Point it at a report file or URL:

```bash
dmtri fix https://eida-oculus.orfeus-eu.org/consistency/NOA/2026/NOA_2026-06-07_140510.json
```

Fix only specific entries from the report (by their index):

```bash
dmtri fix report.json --index 2 --index 16
```

After a fix, the availability service keeps cached answers for ~20 minutes, so a stream may still look unfixed for a short while. Re-check once the cache expires — this only verifies, it changes nothing:

```bash
dmtri fix --verify-only report.json
```

#### Prerequisite: the `eida-consistency` CLI

`dmtri fix` reads the report through [`eida-consistency`](https://github.com/EIDA/eida-consistency) (version **0.5.1 or newer**, for its `explore --json` output). If it isn't already on the machine, install it any one of these ways:

```bash
uv tool install eida-consistency     # recommended — puts it on your PATH
pipx install eida-consistency
pip install eida-consistency
```

You don't strictly have to install it: if `uv` is present, `dmtri fix` will run it on demand via `uvx eida-consistency`. And if it's installed somewhere off your `PATH`, point dmtri at it:

```bash
export DMTRI_EIDA_CONSISTENCY='/full/path/to/eida-consistency'
```

If it's missing (or too old), `dmtri fix` stops before touching anything and prints the exact install/upgrade command to run.

---

## Customization

### Local Playbooks
`dmtri init` copies all playbooks to your config directory. You can edit them to change automation logic:

```bash
# Location: ~/.config/dmtri/playbooks/
nano ~/.config/dmtri/playbooks/refresh/availability_refresh.yml
```

`dmtri` prioritizes these local playbooks over the bundled defaults.

### Inventory Overrides
Override the inventory at runtime:

```bash
dmtri doctor --inventory ./my_custom_hosts.ini
```

---

## Operation Details

`dmtri` supports two main operations for both metadata and data: `refresh` and `clean`. These affect the following components:

#### 🔄 Refresh

- **Metadata**
  - `seedpsd`: Scans for new metadata.
  - `availability`: Refreshes the view in MongoDB.

- **Data**
  - Identifies data files in the archive for the specified epoch (by NSLC and time range).
    - `seedpsd`: Recalculates seedPSD for new files.
    - `wfcatalog`: Runs the collector on new data files.

#### 🧹 Clean

- **Metadata**
  - `seedpsd`: Removes the metadata entries.
  - `availability`: Refreshes the view in MongoDB.

- **Data**
  - Identifies data files in the archive for the specified epoch.
    - `seedpsd`: Removes associated seedPSD data (via CLI).
    - `wfcatalog`: Removes files using the `--delete` option in the collector.

---

## License

Copyright © 2026 EIDA (European Integrated Data Archive).

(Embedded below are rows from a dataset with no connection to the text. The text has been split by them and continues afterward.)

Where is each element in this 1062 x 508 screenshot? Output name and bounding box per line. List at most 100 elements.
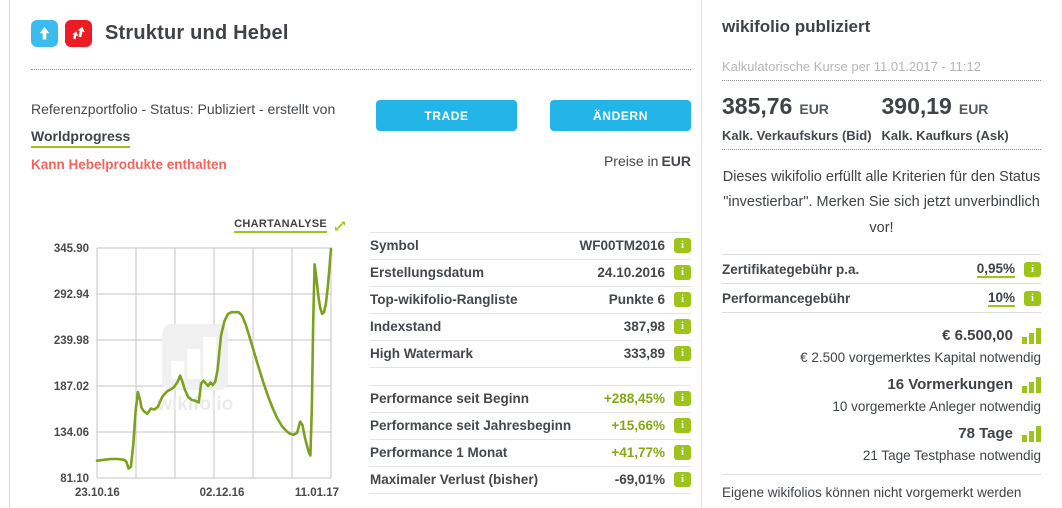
line-chart[interactable]: wikifolio 81.10 134.06 187.02 239.98 292.94 34… [31, 240, 349, 502]
row-label: Performance 1 Monat [370, 445, 508, 461]
chartanalyse-link[interactable]: CHARTANALYSE [234, 218, 327, 234]
fee-label: Zertifikategebühr p.a. [722, 261, 860, 277]
milestone-value: 78 Tage [958, 425, 1013, 443]
milestone-requirement: 21 Tage Testphase notwendig [862, 448, 1041, 464]
fees-table: Zertifikategebühr p.a. 0,95% Performance… [722, 254, 1041, 314]
info-icon[interactable] [674, 319, 691, 335]
milestones: € 6.500,00 € 2.500 vorgemerktes Kapital … [722, 327, 1041, 463]
bar-chart-icon [1022, 377, 1041, 394]
trade-button[interactable]: TRADE [376, 100, 517, 131]
svg-text:134.06: 134.06 [54, 427, 89, 439]
fee-label: Performancegebühr [722, 290, 851, 306]
details-section: Symbol WF00TM2016 Erstellungsdatum 24.10… [370, 231, 691, 507]
prices-in-label: Preise in EUR [603, 153, 691, 169]
double-arrow-up-badge-icon [65, 20, 92, 47]
info-icon[interactable] [674, 238, 691, 254]
row-value: -69,01% [614, 472, 665, 488]
table-row: Performance seit Jahresbeginn +15,66% [370, 413, 691, 440]
arrow-up-badge-icon [31, 20, 58, 47]
ask-currency: EUR [958, 101, 989, 117]
row-label: Indexstand [370, 319, 442, 335]
quote-timestamp: Kalkulatorische Kurse per 11.01.2017 - 1… [722, 59, 981, 74]
milestone-value: € 6.500,00 [942, 327, 1013, 345]
creator-link[interactable]: Worldprogress [31, 127, 131, 149]
row-label: Performance seit Beginn [370, 391, 530, 407]
table-row: Performance seit Beginn +288,45% [370, 386, 691, 413]
fee-value-link[interactable]: 10% [987, 289, 1015, 307]
table-row: Top-wikifolio-Rangliste Punkte 6 [370, 287, 691, 314]
row-value: +288,45% [603, 391, 665, 407]
milestone-requirement: € 2.500 vorgemerktes Kapital notwendig [800, 350, 1041, 366]
performance-table: Performance seit Beginn +288,45% Perform… [370, 384, 691, 494]
page-title: Struktur und Hebel [105, 22, 289, 44]
info-icon[interactable] [674, 391, 691, 407]
bid-ask-row: 385,76 EUR Kalk. Verkaufskurs (Bid) 390,1… [722, 93, 1041, 143]
header-divider [31, 69, 691, 70]
svg-text:239.98: 239.98 [54, 335, 90, 347]
bar-chart-icon [1022, 426, 1041, 443]
row-value: 387,98 [623, 319, 665, 335]
svg-text:wikifolio: wikifolio [156, 394, 233, 415]
leverage-warning: Kann Hebelprodukte enthalten [31, 157, 227, 173]
row-label: Performance seit Jahresbeginn [370, 418, 572, 434]
status-line: Referenzportfolio - Status: Publiziert -… [31, 101, 336, 117]
bid-price: 385,76 [722, 93, 793, 119]
chart-section: CHARTANALYSE wikifolio 81.10 134.06 187.02 2… [31, 218, 351, 507]
bid-currency: EUR [799, 101, 829, 117]
row-label: Top-wikifolio-Rangliste [370, 292, 518, 308]
capital-milestone: € 6.500,00 € 2.500 vorgemerktes Kapital … [722, 327, 1041, 365]
table-row: Erstellungsdatum 24.10.2016 [370, 260, 691, 287]
ask-price: 390,19 [881, 93, 952, 119]
ask-label: Kalk. Kaufkurs (Ask) [881, 128, 1009, 143]
info-icon[interactable] [674, 418, 691, 434]
row-value: WF00TM2016 [579, 238, 665, 254]
row-value: +41,77% [611, 445, 665, 461]
divider [722, 474, 1041, 476]
svg-text:02.12.16: 02.12.16 [200, 487, 245, 499]
table-row: Maximaler Verlust (bisher) -69,01% [370, 467, 691, 494]
table-row: Indexstand 387,98 [370, 314, 691, 341]
bid-block: 385,76 EUR Kalk. Verkaufskurs (Bid) [722, 93, 882, 143]
main-panel: Struktur und Hebel Referenzportfolio - S… [9, 0, 701, 508]
info-icon[interactable] [674, 445, 691, 461]
fee-row: Performancegebühr 10% [722, 284, 1041, 314]
svg-text:187.02: 187.02 [54, 381, 89, 393]
status-row: Referenzportfolio - Status: Publiziert -… [31, 100, 691, 174]
milestone-requirement: 10 vorgemerkte Anleger notwendig [832, 399, 1041, 415]
change-button[interactable]: ÄNDERN [550, 100, 691, 131]
row-value: Punkte 6 [608, 292, 665, 308]
expand-chart-icon[interactable] [333, 219, 347, 233]
own-wikifolio-note: Eigene wikifolios können nicht vorgemerk… [722, 485, 1022, 501]
info-icon[interactable] [674, 292, 691, 308]
info-icon[interactable] [674, 472, 691, 488]
fee-row: Zertifikategebühr p.a. 0,95% [722, 255, 1041, 285]
aside-title: wikifolio publiziert [722, 17, 871, 36]
table-row: High Watermark 333,89 [370, 341, 691, 368]
performance-chart[interactable]: wikifolio 81.10 134.06 187.02 239.98 292.94 34… [31, 240, 351, 507]
row-label: High Watermark [370, 346, 474, 362]
info-icon[interactable] [674, 265, 691, 281]
divider [722, 80, 1041, 81]
key-facts-table: Symbol WF00TM2016 Erstellungsdatum 24.10… [370, 231, 691, 368]
svg-text:81.10: 81.10 [60, 473, 89, 485]
fee-value-link[interactable]: 0,95% [976, 260, 1015, 278]
content-row: CHARTANALYSE wikifolio 81.10 134.06 187.02 2… [31, 218, 691, 507]
table-row: Symbol WF00TM2016 [370, 233, 691, 260]
watchers-milestone: 16 Vormerkungen 10 vorgemerkte Anleger n… [722, 376, 1041, 414]
investable-promo-text: Dieses wikifolio erfüllt alle Kriterien … [722, 169, 1041, 236]
divider [722, 149, 1041, 150]
bar-chart-icon [1022, 328, 1041, 345]
row-value: +15,66% [611, 418, 665, 434]
row-value: 24.10.2016 [597, 265, 665, 281]
svg-text:23.10.16: 23.10.16 [75, 487, 120, 499]
info-icon[interactable] [1024, 290, 1041, 306]
row-label: Maximaler Verlust (bisher) [370, 472, 539, 488]
ask-block: 390,19 EUR Kalk. Kaufkurs (Ask) [882, 93, 1042, 143]
table-row: Performance 1 Monat +41,77% [370, 440, 691, 467]
row-label: Erstellungsdatum [370, 265, 485, 281]
info-icon[interactable] [674, 346, 691, 362]
info-icon[interactable] [1024, 261, 1041, 277]
page-header: Struktur und Hebel [31, 20, 691, 47]
svg-text:11.01.17: 11.01.17 [295, 487, 339, 499]
milestone-value: 16 Vormerkungen [887, 376, 1013, 394]
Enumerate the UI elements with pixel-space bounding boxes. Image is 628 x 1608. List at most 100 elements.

`dmtri` is free software: you can redistribute it and/or modify it under the terms of the
[GNU General Public License](LICENSE) as published by the Free Software Foundation, either
version 3 of the License, or (at your option) any later version.

This program is distributed in the hope that it will be useful, but WITHOUT ANY WARRANTY;
without even the implied warranty of MERCHANTABILITY or FITNESS FOR A PARTICULAR PURPOSE.
See the [GNU General Public License](LICENSE) for more details.